A notre époque, Dar Chabab dans laquelle on passait le clair de nos journées n’avait que des ressources rudimentaires. Mais nous y avons passé les plus belles journées de notre vie parce qu’avec des moyens de bord, nous arrivions à monter tout une palette d’activités qui joignent l’utile à l’agréable: nous avions un club de théâtre et de cinéma, un club de dessin et d’art plastique, un autre de musique, un autre de football… Et pendant les weekend et les vacances, nous organisions des sorties, des pique-nique, etc.

C’est pour vous dire que ce n’est pas l’infrastructure qui compte, mais la qualité du contenu qu’on propose et l’ambiance qu’on crée. Sans cela, le plus beau et le plus moderne des espaces ne sera qu’une coquille vide.

Nous avions bien compris cela et nous nous sommes appropriés ce lieu qu’est Dar Chabab, en le considérant comme un deuxième chez-nous, un bien commun qu’il incombe à chacun de préserver et d’embellir.

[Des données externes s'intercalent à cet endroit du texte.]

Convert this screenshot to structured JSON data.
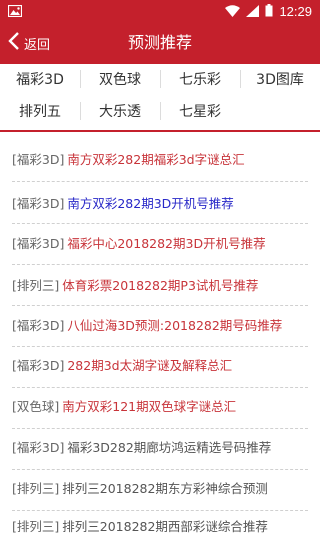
{
  "status_bar": {
    "time": "12:29"
  },
  "nav": {
    "back_label": "返回",
    "title": "预测推荐"
  },
  "tabs": [
    {
      "label": "福彩3D"
    },
    {
      "label": "双色球"
    },
    {
      "label": "七乐彩"
    },
    {
      "label": "3D图库"
    },
    {
      "label": "排列五"
    },
    {
      "label": "大乐透"
    },
    {
      "label": "七星彩"
    }
  ],
  "articles": [
    {
      "tag": "[福彩3D]",
      "title": "南方双彩282期福彩3d字谜总汇",
      "color": "#c8343a"
    },
    {
      "tag": "[福彩3D]",
      "title": "南方双彩282期3D开机号推荐",
      "color": "#2828c8"
    },
    {
      "tag": "[福彩3D]",
      "title": "福彩中心2018282期3D开机号推荐",
      "color": "#c8343a"
    },
    {
      "tag": "[排列三]",
      "title": "体育彩票2018282期P3试机号推荐",
      "color": "#c8343a"
    },
    {
      "tag": "[福彩3D]",
      "title": "八仙过海3D预测:2018282期号码推荐",
      "color": "#c8343a"
    },
    {
      "tag": "[福彩3D]",
      "title": "282期3d太湖字谜及解释总汇",
      "color": "#c8343a"
    },
    {
      "tag": "[双色球]",
      "title": "南方双彩121期双色球字谜总汇",
      "color": "#c8343a"
    },
    {
      "tag": "[福彩3D]",
      "title": "福彩3D282期廊坊鸿运精选号码推荐",
      "color": "#555555"
    },
    {
      "tag": "[排列三]",
      "title": "排列三2018282期东方彩神综合预测",
      "color": "#555555"
    },
    {
      "tag": "[排列三]",
      "title": "排列三2018282期西部彩谜综合推荐",
      "color": "#555555"
    }
  ]
}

3- Mais aujourd’hui, au 21ème siècle, les jeunes ont des préoccupations et des exigences qui sont nettement différentes ?

Bien sûr, les temps ont beaucoup changé. Mais le besoin de s’exprimer librement, d’être écouté, d’appartenir à un groupe et de s’y sentir aimé, estimé et reconnu, est commun à tous les jeunes, abstraction faite des époques et des lieux. Justement, Dar Chabab est l’un des espaces qui permettent au jeune de se sociabiliser, de s’épanouir et de s’affirmer. Outre son rôle en matière de divertissement et de développement de la personnalité, Dar Chabab peut aider à l’insertion socioprofessionnelle des jeunes. Il y a là un vaste champ à investir: des sessions de formation et des workshops peuvent être programmées pour leur apprendre les compétences favorisant leur employabilité, les initier à l’entrepreneuriat, etc. Aussi, n’oublions pas que la maison des jeunes peut être le lieu où un étudiant ou un diplômé peut nouer des contacts et construire un réseau socioprofessionnel, parce que c’est un espace où étudiants, enseignants et fonctionnaires se côtoient, dans un climat de respect, de confiance et d’entraide.

Personnellement, je suis fier d’appartenir à une génération qui a fait son apprentissage de la vie à la maison des jeunes du quartier. La plupart de mes anciens camarades de Dar Chabab sont actuellement d’éminents professeurs, chercheurs ou cadres supérieurs et c’est grâce, en partie, aux enseignements qu’ils ont reçus entre les murs de cette vénérable institution qu’ils sont devenus ce qu’ils sont aujourd’hui.

4- Avec la révolution numérique et l’essor des réseaux sociaux dont les jeunes sont les premiers utilisateurs, comment réconcilier ces derniers avec les maisons des jeunes ?

Si les jeunes d’aujourd’hui sont si attachés aux réseaux sociaux, c’est parce qu’ils n’ont pas d’alternative. S’ils trouvent un espace accueillant qui favorise leur épanouissement et des gens attentionnés, qui les mettent en confiance et les aident à libérer leur potentiel, je vous promet qu’ils ne se tourneront pas vers le monde virtuel pour satisfaire leur besoin d’attirer l’attention et de se sentir aimés et appréciés.